Il 5 ottobre 1962 si tenne a Londra la prima mondiale di Agente 007 – Licenza di uccidere (in originale Dr. No), primo film basato sulle avventure letterarie di James Bond a firma di Ian Fleming. Un lungometraggio che, oltre a lanciare uno dei franchise più redditizi e popolari del cinema angloamericano, ha definito per decenni l’immaginario popolare legato al genere spionistico, tra gadget, belle donne e frasi a effetto.

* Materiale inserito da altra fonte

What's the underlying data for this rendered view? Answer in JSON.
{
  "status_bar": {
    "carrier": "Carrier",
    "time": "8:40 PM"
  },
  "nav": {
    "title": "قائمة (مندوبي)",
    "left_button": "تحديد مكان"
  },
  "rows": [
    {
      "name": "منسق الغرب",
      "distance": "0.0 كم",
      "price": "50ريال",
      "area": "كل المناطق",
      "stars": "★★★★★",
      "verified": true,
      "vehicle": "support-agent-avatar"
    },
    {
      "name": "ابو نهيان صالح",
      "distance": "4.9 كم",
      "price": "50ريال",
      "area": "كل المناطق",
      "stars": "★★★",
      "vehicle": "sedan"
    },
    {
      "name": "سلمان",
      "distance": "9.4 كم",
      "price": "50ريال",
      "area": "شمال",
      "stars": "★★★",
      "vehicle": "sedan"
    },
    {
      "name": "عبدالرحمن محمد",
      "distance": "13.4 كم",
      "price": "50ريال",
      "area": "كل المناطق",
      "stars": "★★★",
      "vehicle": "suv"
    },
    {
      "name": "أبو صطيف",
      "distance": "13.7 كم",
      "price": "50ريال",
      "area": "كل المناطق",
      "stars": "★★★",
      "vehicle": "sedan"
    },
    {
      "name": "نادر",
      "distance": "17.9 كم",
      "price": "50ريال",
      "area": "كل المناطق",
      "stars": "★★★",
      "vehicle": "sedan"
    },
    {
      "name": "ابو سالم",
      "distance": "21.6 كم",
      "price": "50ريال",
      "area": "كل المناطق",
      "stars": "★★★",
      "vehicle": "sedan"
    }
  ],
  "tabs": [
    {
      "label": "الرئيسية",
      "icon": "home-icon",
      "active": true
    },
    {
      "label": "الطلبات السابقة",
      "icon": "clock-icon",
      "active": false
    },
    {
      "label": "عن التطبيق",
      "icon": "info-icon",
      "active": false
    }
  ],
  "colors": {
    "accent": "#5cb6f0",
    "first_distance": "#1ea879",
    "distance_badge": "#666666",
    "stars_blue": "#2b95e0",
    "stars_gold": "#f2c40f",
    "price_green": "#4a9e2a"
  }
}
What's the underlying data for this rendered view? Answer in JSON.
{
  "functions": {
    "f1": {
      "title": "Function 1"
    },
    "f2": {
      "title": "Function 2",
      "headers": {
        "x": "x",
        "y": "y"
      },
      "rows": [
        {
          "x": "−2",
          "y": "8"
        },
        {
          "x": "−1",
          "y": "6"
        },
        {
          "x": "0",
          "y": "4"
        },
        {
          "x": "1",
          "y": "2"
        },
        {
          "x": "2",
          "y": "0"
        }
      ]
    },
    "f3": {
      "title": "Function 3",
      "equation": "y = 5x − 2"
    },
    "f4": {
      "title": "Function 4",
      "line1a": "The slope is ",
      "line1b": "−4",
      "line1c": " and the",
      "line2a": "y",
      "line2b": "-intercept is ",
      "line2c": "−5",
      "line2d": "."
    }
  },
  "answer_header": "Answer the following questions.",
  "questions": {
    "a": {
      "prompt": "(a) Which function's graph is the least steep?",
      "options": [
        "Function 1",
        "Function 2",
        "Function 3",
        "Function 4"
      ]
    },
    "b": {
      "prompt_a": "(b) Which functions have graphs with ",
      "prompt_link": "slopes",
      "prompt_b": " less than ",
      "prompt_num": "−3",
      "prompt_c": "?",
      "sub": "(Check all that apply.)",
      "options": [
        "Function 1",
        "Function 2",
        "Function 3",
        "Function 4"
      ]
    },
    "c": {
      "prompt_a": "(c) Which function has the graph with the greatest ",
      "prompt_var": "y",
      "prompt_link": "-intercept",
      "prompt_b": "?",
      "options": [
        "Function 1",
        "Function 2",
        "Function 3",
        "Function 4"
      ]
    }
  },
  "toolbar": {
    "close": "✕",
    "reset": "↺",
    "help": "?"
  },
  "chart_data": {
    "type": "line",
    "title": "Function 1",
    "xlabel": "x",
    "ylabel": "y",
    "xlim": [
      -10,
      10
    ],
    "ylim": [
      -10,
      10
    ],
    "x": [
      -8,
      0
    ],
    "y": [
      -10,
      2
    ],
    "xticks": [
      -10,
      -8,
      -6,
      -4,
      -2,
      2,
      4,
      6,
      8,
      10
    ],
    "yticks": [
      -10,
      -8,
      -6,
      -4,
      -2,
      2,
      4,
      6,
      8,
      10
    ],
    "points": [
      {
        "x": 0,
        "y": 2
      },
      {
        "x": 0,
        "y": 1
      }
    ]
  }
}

Tra cui quella epocale, imprescindibile, pronunciata dal protagonista, talmente indelebile che quando è arrivato il momento di reinventare e fare tabula rasa nel 2006 con Casino Royale, la canzone nei titoli di testa ci ha apertamente scherzato su, ribadendo a più riprese un messaggio rivolto da Bond al pubblico: You Know My Name.
Il libro giusto
Così come Casino Royale era la fonte perfetta per tornare alle origini del personaggio dopo l’11 settembre, quando il pubblico aveva perso interesse per storie ormai prossime alla fantascienza pura, Dr. No era il punto di partenza giusto nel 1962, con la sua premessa che ruota intorno al sabotaggio dei razzi di Cape Canaveral, luogo molto presente nell’attualità americana di allora. In parte una scelta obbligata, perché Ian Fleming non incluse il primo romanzo nel pacchetto dei diritti venduti al produttore Harry Saltzman e non ne faceva parte neanche Thunderball (a causa di una disputa legale in corso tra l’autore e un ex-collaboratore), ma in realtà un colpo di genio. Perché pur essendo il primo film della saga (ma basato sul sesto libro), è come se Agente 007 – Licenza di uccidere fosse solo l’ennesimo capitolo di una storia già in corso, un incipit che in realtà arriva in medias res: un Bond già pienamente consapevole delle sue capacità, che si guadagna la fiducia di Sylvia Trench – e dello spettatore – già nella sua prima scena, quando accende la sigaretta e pronuncia quell’impeccabile “Bond, James Bond”.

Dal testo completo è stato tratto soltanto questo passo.